"May not required courses be added to the college curriculum to inculcate business power and sense in all women?"
This philosophy seems to aim at making the modern school as informative about modern industry as the primitive home was about primitive industry. It seems to be the same educational philosophy which produced the course on Chicago in the Chicago elementary schools, which produced the Manhattan Trade School in New York, which produced the School of Salesmanship at the Women's Educational and Industrial Union in Boston.
At that Women's Educational and Industrial Union, at 264 Boylston Street, you may see the evolution toward the age of trained women proceeding at all levels of educational equipment.
There, before you, at one level, are the Trade School Shops—a shop in hand-work and a shop in millinery. The pupils are graduates of the Boston Trade School for Girls. They have had one year of training. They are now taking another.
Florence Marshall made the Boston Trade School, with a committee of women to help her. It has now been taken over by the public authorities and merged into the public-school system. What looked like a private fad has become a public function. The training of women for self-support has been recognized as a duty of the state.
The Trade School Shops at the Women's Educational and Industrial Union were started for the express purpose of supplementing the work of the Boston Trade School for Girls. One year was not enough.

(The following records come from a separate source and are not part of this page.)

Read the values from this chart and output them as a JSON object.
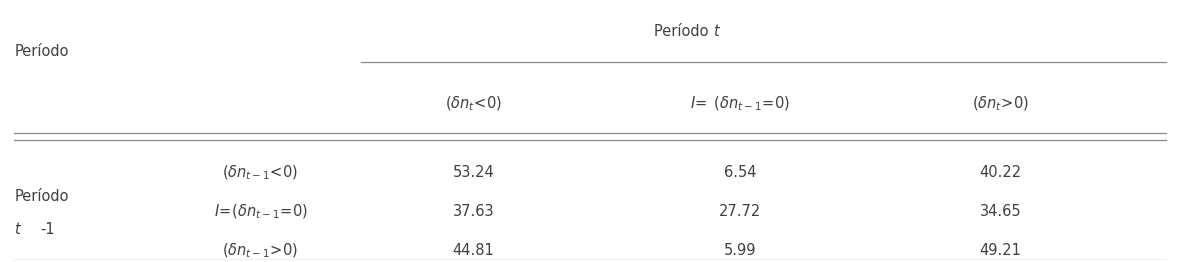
{
  "bg_color": "#ffffff",
  "text_color": "#404040",
  "data": [
    [
      "53.24",
      "6.54",
      "40.22"
    ],
    [
      "37.63",
      "27.72",
      "34.65"
    ],
    [
      "44.81",
      "5.99",
      "49.21"
    ]
  ],
  "font_size": 10.5,
  "line_color": "#888888",
  "line_lw": 0.9
}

In the Trade School the prospective milliner had spent four months on plain sewing, four months on summer hats, four months on winter hats. She had also taken short courses in Personal Hygiene, Business Forms, Spelling, Business English, Color Design, Textiles, Industrial Conditions. These latter courses were not, strictly speaking, "technical." They were "vocational." They were in the "middle ground" between general and technical training. They went beyond the general training of the elementary schools and furnished the girl with the background of her future vocation. But she often needed a little more of the foreground, a little more of actual trade technique.
Thus does her education divide itself up into periods:—general, vocational, technical.
The Trade School Shops are designed to give the girl her final technical finish. They are really more like a factory than like a school. Although the object of them is to convey a broad instruction, the pupil gets wages, the stuff she makes is sold, and the organization is that of a commercial establishment.
So, at the end of two years from the time she left the elementary school, the young milliner is ready to go out into the world organization. She is better fitted for her world than many a college girl is for hers.